Szeryf hrabstwa Santa Fe Adan Mendoza na konferencji prasowej przekazał, że zwłoki amerykańskiego aktora Gene'a Hackmana i jego żony Betsy Arakawy leżały w ich domu od ponad tygodnia. Dodał, że na ciałach zmarłych nie stwierdzono żadnych urazów.
Władze Santa Fe poinformowały w piątek o negatywnych wynikach testów na obecność tlenku węgla w ciałach aktora Gene'a Hackmana i jego żony Betsy Arakawy, które odkryto w minioną środę w ich domu.
"Śledczy nazwali zgony 'podejrzanymi', ponieważ nie znaleźli żadnych oczywistych oznak wycieku gazu czy przestępstwa oraz niczego niepokojącego na rozległej posesji.
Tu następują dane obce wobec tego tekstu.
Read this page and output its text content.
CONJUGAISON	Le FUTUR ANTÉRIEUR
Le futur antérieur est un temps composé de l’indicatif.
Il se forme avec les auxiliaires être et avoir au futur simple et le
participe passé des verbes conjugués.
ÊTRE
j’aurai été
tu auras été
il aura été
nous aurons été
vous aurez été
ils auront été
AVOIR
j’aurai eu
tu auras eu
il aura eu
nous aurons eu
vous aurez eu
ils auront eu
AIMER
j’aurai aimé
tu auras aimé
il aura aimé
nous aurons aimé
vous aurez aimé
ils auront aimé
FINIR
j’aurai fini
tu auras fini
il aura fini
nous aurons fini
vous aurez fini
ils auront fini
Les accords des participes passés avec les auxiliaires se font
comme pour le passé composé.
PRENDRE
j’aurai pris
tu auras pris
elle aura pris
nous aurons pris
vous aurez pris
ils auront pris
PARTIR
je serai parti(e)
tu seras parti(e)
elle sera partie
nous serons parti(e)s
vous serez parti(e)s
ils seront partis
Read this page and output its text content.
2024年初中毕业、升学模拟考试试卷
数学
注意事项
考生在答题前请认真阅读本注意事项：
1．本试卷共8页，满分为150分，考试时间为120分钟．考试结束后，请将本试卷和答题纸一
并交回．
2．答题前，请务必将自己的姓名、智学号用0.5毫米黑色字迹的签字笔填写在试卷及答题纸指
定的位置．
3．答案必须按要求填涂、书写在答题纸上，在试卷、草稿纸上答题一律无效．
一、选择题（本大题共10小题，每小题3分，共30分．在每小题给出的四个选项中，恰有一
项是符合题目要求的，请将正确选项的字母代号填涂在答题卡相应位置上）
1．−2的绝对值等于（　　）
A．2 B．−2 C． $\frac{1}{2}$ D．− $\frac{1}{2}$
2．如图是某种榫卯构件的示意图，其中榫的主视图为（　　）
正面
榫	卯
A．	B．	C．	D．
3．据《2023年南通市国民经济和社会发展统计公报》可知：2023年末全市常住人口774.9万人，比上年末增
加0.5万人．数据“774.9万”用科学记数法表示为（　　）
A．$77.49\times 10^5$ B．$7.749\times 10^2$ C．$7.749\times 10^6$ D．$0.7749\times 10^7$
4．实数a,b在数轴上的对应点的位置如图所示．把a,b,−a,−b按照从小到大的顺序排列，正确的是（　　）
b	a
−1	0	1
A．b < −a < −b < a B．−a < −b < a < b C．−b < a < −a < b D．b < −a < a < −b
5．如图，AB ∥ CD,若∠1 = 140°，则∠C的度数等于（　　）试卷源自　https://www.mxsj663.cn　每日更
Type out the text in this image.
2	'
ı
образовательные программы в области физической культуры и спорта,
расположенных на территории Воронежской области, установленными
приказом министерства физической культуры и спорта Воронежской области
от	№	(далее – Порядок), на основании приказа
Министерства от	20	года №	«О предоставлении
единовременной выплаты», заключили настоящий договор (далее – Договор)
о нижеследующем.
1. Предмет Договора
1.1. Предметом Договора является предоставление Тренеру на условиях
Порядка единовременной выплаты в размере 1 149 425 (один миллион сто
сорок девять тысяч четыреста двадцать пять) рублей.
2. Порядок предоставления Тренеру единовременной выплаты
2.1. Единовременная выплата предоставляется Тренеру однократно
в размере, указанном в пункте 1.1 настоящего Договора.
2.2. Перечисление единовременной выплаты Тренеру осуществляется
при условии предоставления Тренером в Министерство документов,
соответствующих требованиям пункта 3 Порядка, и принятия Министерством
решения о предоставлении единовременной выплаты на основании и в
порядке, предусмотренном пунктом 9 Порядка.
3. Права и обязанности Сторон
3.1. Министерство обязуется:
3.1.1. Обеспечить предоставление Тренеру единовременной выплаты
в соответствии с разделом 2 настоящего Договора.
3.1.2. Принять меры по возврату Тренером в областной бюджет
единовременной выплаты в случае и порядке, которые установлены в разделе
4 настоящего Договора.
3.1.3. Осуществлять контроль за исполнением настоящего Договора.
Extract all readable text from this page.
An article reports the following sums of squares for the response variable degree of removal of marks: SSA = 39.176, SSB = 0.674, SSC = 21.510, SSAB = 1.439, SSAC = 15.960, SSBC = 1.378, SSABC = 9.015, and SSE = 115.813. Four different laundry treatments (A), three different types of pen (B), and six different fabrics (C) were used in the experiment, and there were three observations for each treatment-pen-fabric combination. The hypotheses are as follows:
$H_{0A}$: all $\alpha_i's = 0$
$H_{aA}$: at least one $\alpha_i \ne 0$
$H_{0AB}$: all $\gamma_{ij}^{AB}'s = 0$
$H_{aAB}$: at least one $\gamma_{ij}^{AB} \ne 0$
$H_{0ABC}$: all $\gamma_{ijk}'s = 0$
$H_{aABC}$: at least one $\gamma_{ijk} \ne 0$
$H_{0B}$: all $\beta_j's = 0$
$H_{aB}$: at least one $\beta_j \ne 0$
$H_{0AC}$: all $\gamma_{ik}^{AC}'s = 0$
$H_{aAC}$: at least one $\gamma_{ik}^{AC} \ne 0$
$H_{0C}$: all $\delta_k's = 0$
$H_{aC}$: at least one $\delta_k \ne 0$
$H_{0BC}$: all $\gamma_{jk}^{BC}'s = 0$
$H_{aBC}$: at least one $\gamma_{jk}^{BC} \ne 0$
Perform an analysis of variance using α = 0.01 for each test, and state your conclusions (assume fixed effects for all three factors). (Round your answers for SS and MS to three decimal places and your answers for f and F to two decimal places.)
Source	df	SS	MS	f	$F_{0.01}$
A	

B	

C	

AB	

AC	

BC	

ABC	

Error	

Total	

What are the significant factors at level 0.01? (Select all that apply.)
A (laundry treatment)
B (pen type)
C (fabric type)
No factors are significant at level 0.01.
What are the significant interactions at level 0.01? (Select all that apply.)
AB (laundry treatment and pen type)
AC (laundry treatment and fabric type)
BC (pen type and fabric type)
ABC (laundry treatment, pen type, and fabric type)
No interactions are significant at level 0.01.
Tajemnicę pogłębia fakt, że znaleziono też martwego owczarka niemieckiego, gdy dwa inne psy były żywe" - zauważyła NBC News.
Szeryf Adan Mendoza oświadczył, że po zbadaniu rozrusznika serca aktora biegli doszli do wniosku, że zgon nastąpił ponad tydzień wcześniej - 17 lutego. Dodał, że na ciałach zmarłych nie stwierdzono żadnych urazów.
Kluczowe będą badania toksykologiczne
Śledczy pracują nad rekonstrukcją zdarzeń z ostatnich dniach przed zgonem pary. Próbują też odpowiedzieć na pytanie, czy małżonkowie zmarli w tym samym czasie.
Według szeryfa Mendozy badania toksykologiczne oraz sekcje zwłok będą kluczowe dla ustalenia, co stało się z gwiazdorem Hollywood i jego żoną. Może to trwać do trzech miesięcy, a być może dłużej.
Lekarstwa, na które policja natrafiła w domu obok zwłok Arakawy, a także dokumentacja wizyt lekarskich i wyniki badań laboratoryjnych zostały przekazane do Biura Śledczego ds. Medycznych.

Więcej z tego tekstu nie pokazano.